Kita tentu masih ingat wacana
beberapa waktu silam yang memprediksi bahwa NKRI ini akan pecah menjadi
beberapa negara. Misalkan saja Djuyoto. Ia memprediksi bahwa Indonesia “pecah”
menjadi 17 kepingan negeri-negeri kecil di tahun 2015. Tidak sekedar wacana
oral semata, bahkan prediksi tersebut pun telah ia jadikan sebuah buku
berjudul: Tahun 2015 Indonesia ‘Pecah’.
Dalam
buku terbitan tahun 2007 tersebut, setidaknya ia menyatakan bahwa paling tidak ada tujuh
faktor utama yang akan menyebabkan Indonesia terpecah. Ketujuh factor tersebut
ialah kepentingan rimordial (kesamaan etnis), ikatan ekonomis (kepentingan
bisnis), ikatan kultur (kesamaan budaya), ikatan ideologis (kepentingan
politik), ikatan regilius (membangun negara berdasar agama).
Dan, pertanyaan besarnya adalah apakah
serentetan peristiwa politik belakangan ini akan menjadi pemecah bangsa ini?

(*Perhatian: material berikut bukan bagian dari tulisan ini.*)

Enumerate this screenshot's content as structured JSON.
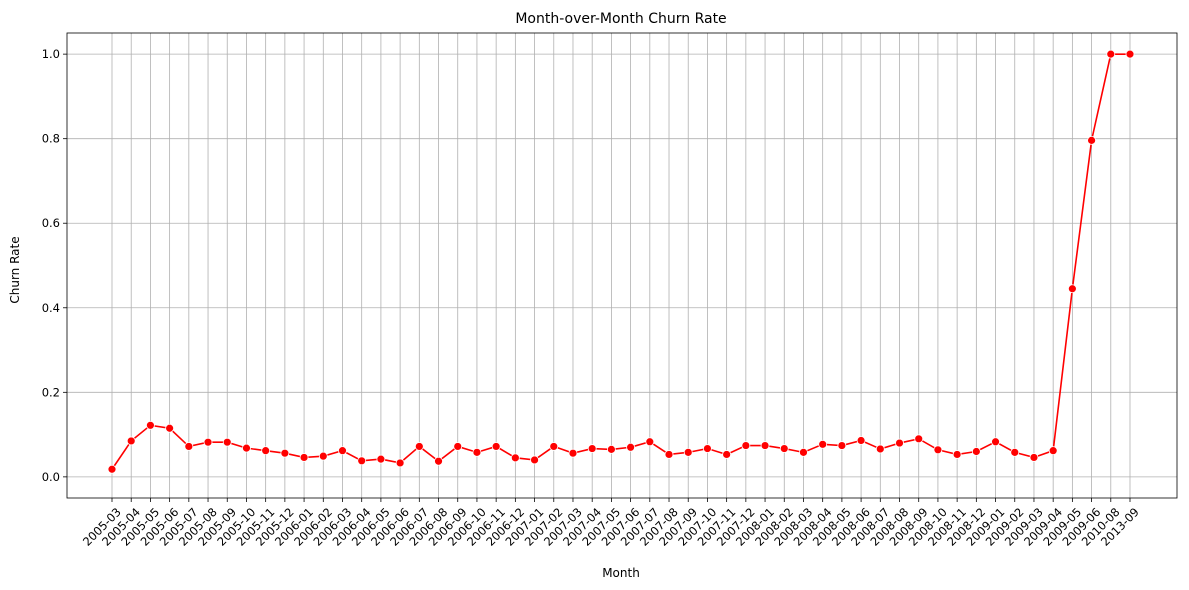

Jika ini dikontekskan pada prediksi Djuyoto, maka ini termasuk penyebab
perpecahan negara ini dari faktor ikatan ideologis (kepentingan politik). Perlu
dicatat, tidak lama lagi kita memasuki tahun 2015. Apakah prediksi itu menjadi
kenyataan? Tentu kita berharap tidak. Karena itu, wajib bagi kita untuk tetap
memelihara persatuan dan kesatuan bangsa. Wallahu’alam
*) Oleh:
Kumarudin
Peneliti Muda di
Monash Institute dan Ketua Umum HMI Komisariat Dakwah IAIN Walisongo Semarang. Tayang di Solopos tahun 2014
Tag :
Politik
0 Komentar untuk "Indonesia di Antara ‘Kami dan Kamu’"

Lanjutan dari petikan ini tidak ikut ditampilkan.